Segurança individual em uma sociedade sem Estado

A natureza radical desta proposta geralmente gera forte resistência: diz-se que a justiça não deve estar à venda; que as agências estarão em constante guerra umas com as outras; que servirão aos criminosos em vez de suas vítimas; que servirão apenas aos ricos; que não serão capazes de nos proteger, assim como o governo; que se transformarão em agências de extorsão; que um monopólio ou cartel evoluirá para explorar os clientes. Essas objeções surgem bastante quando estudantes, professores e leigos instruídos são introduzidos pela primeira vez à ideia de serviços de proteção não-estatais. Mas se examinarmos a proposta com mais cuidado e maior extensão, veremos que nenhuma dessas objeções é bem fundamentada. Os anarquistas têm argumentos bem fundamentados, fundamentados na teoria econômica e em premissas realistas sobre a psicologia humana, sobre como uma sociedade anarquista evitaria cada um dos desastres que os críticos temem.

A lógica da predação

Meu objetivo, no entanto, foi argumentar que esses mecanismos não podem satisfazer todas as esperanças que os teóricos democráticos depositam neles.
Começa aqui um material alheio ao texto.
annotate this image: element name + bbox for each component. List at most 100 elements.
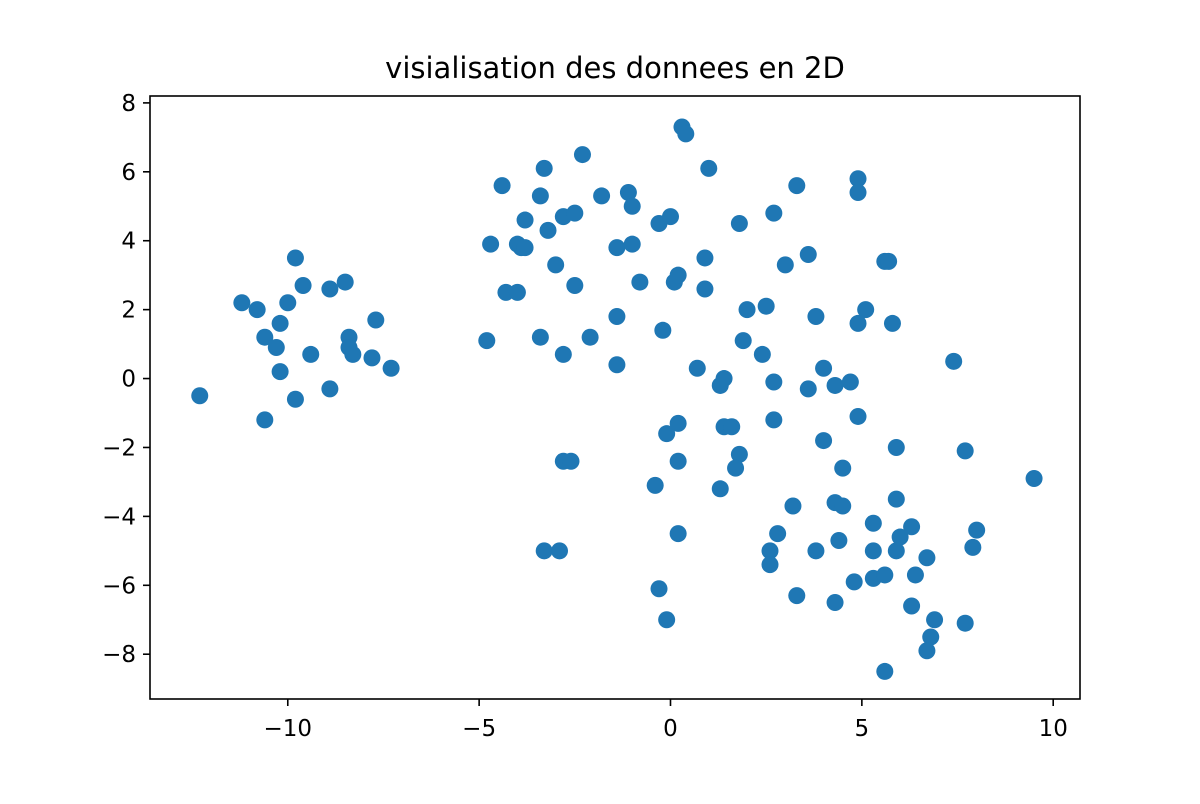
scatter-point-117: [887, 542, 905, 560]
scatter-point-134: [956, 614, 974, 632]
scatter-point-131: [906, 566, 924, 584]
scatter-point-98: [956, 442, 974, 460]
scatter-point-59: [700, 159, 718, 177]
scatter-point-23: [478, 332, 496, 350]
scatter-point-12: [302, 345, 320, 363]
points-layer: [191, 118, 1043, 680]
scatter-point-57: [696, 249, 714, 267]
scatter-point-119: [918, 549, 936, 567]
scatter-point-26: [508, 283, 526, 301]
scatter-point-83: [815, 359, 833, 377]
scatter-point-9: [286, 249, 304, 267]
scatter-point-61: [738, 301, 756, 319]
scatter-point-29: [516, 211, 534, 229]
scatter-point-93: [727, 459, 745, 477]
scatter-point-15: [336, 273, 354, 291]
scatter-point-121: [964, 538, 982, 556]
scatter-point-18: [344, 345, 362, 363]
scatter-point-62: [734, 332, 752, 350]
scatter-point-46: [619, 183, 637, 201]
scatter-point-0: [191, 387, 209, 405]
scatter-point-116: [864, 542, 882, 560]
scatter-point-58: [696, 280, 714, 298]
chart-title: visialisation des donnees en 2D: [385, 51, 845, 85]
y-tick-label: −8: [102, 642, 136, 668]
scatter-point-14: [321, 380, 339, 398]
scatter-point-102: [646, 476, 664, 494]
scatter-point-19: [363, 349, 381, 367]
scatter-point-7: [271, 363, 289, 381]
scatter-point-101: [562, 452, 580, 470]
scatter-point-42: [593, 187, 611, 205]
scatter-point-66: [776, 256, 794, 274]
scatter-point-112: [769, 525, 787, 543]
y-tick-label: −2: [102, 435, 136, 461]
scatter-point-115: [830, 532, 848, 549]
scatter-point-127: [826, 594, 844, 612]
scatter-point-69: [807, 308, 825, 326]
scatter-point-22: [482, 235, 500, 253]
scatter-point-78: [688, 359, 706, 377]
scatter-point-135: [922, 628, 940, 646]
x-tick-label: −10: [264, 716, 313, 742]
scatter-point-51: [661, 208, 679, 226]
scatter-point-24: [493, 177, 511, 195]
scatter-point-35: [547, 256, 565, 274]
scatter-point-111: [761, 542, 779, 560]
scatter-point-133: [926, 611, 944, 629]
scatter-point-63: [757, 297, 775, 315]
scatter-point-52: [654, 321, 672, 339]
scatter-point-114: [807, 542, 825, 560]
scatter-point-1: [233, 294, 251, 312]
y-tick-label: −6: [102, 573, 136, 599]
scatter-point-47: [623, 197, 641, 215]
scatter-point-38: [566, 204, 584, 222]
scatter-point-74: [857, 301, 875, 319]
scatter-point-30: [516, 239, 534, 257]
scatter-point-123: [551, 542, 569, 560]
x-axis-ticks: −10 −5 0 5 10: [264, 699, 1068, 742]
scatter-point-31: [531, 187, 549, 205]
y-tick-label: 8: [121, 91, 136, 117]
scatter-point-43: [608, 239, 626, 257]
scatter-point-92: [730, 445, 748, 463]
scatter-point-136: [918, 642, 936, 660]
scatter-point-91: [723, 418, 741, 436]
scatter-point-80: [715, 370, 733, 388]
y-tick-label: 0: [121, 367, 136, 393]
scatter-point-108: [864, 514, 882, 532]
scatter-point-13: [321, 280, 339, 298]
scatter-point-4: [256, 411, 274, 429]
scatter-point-60: [730, 214, 748, 232]
scatter-point-76: [883, 314, 901, 332]
scatter-point-2: [248, 301, 266, 319]
scatter-point-96: [834, 459, 852, 477]
scatter-point-126: [788, 587, 806, 605]
scatter-point-54: [669, 266, 687, 284]
y-tick-label: −4: [102, 504, 136, 530]
scatter-point-110: [903, 518, 921, 536]
scatter-point-132: [903, 597, 921, 615]
scatter-point-3: [256, 328, 274, 346]
scatter-point-137: [876, 662, 894, 680]
scatter-point-11: [294, 277, 312, 295]
scatter-point-84: [826, 376, 844, 394]
scatter-point-77: [945, 352, 963, 370]
scatter-point-125: [658, 611, 676, 629]
scatter-point-88: [669, 414, 687, 432]
y-tick-label: 2: [121, 298, 136, 324]
scatter-point-82: [799, 380, 817, 398]
scatter-point-109: [887, 490, 905, 508]
scatter-point-64: [753, 345, 771, 363]
scatter-point-94: [765, 411, 783, 429]
scatter-point-34: [539, 221, 557, 239]
scatter-point-21: [382, 359, 400, 377]
scatter-point-65: [765, 204, 783, 222]
scatter-point-130: [876, 566, 894, 584]
scatter-point-89: [669, 452, 687, 470]
scatter-point-87: [658, 425, 676, 443]
scatter-point-33: [531, 328, 549, 346]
A urna é de utilidade limitada para garantir um governo responsivo, uma vez que não é do interesse de eleitores individuais fazer mais do que esforços simbólicos na votação racional e informada. A complexidade do governo moderno torna impossível até mesmo o cidadão mais dedicado se manter informado sobre mais do que uma fração muito pequena das atividades do Estado. Os meios de comunicação são de utilidade limitada, uma vez que não é do seu interesse informar sobre a grande maioria dos erros e perigos do governo. As constituições são de uso limitado, uma vez que é preciso confiar no governo para fazer cumprir a Constituição contra si mesma, e raramente é do interesse do governo fazer isso fielmente. Finalmente, a separação de poderes é de utilidade limitada, uma vez que os diferentes poderes do governo têm mais a ganhar com uma causa comum na extensão do poder do governo do que restringindo vigilantemente o poder um do outro. Como resultado, mesmo os governos democráticos cresceram em enormes proporções nos tempos modernos e se transformaram em ferramentas para pequenos grupos de interesse bem organizados para explorar o resto da sociedade.

E se não existir autoridade?

Se não há autoridade, segue-se que devemos abolir todos os governos? Não. A ausência de autoridade significa, grosso modo, que os indivíduos não são obrigados a obedecer à lei apenas porque é a lei e/ou que os agentes do Estado não têm o direito de coagir os outros simplesmente porque são agentes do Estado. Ainda pode haver boas razões para obedecer à maioria das leis, e os agentes do Estado ainda podem ter razões adequadas para se engajarem em ações coercitivas suficientes para manter um Estado. Se os argumentos dos capítulos anteriores estiverem corretos, as circunstâncias e propósitos que justificariam a coerção por parte do Estado são justamente as circunstâncias e propósitos que justificariam a coerção por parte de agentes privados. Resta ver se algumas organizações estão justificadas em participar de atividades semelhantes a algo como um Estado para se qualificarem como Estados. Na terminologia da filosofia política contemporânea, até agora defendi o anarquismo filosófico (a visão de que não há obrigações políticas), mas ainda tenho que defender o anarquismo político (a visão de que o governo deve ser abolido).

A psicologia da autoridade

Sugeri neste capítulo que os seres humanos são equipados com preconceitos fortes e generalizados em prol da autoridade que operam mesmo quando uma autoridade é ilegítima ou emite comandos ilegítimos e indefensáveis. Como vimos, os indivíduos confrontados com as demandas das figuras de autoridade podem sentir uma compulsão quase incondicional de obedecer, e isso pode levá-los a procurar explicações sobre por que a autoridade é legítima e por que são moralmente obrigados a obedecer.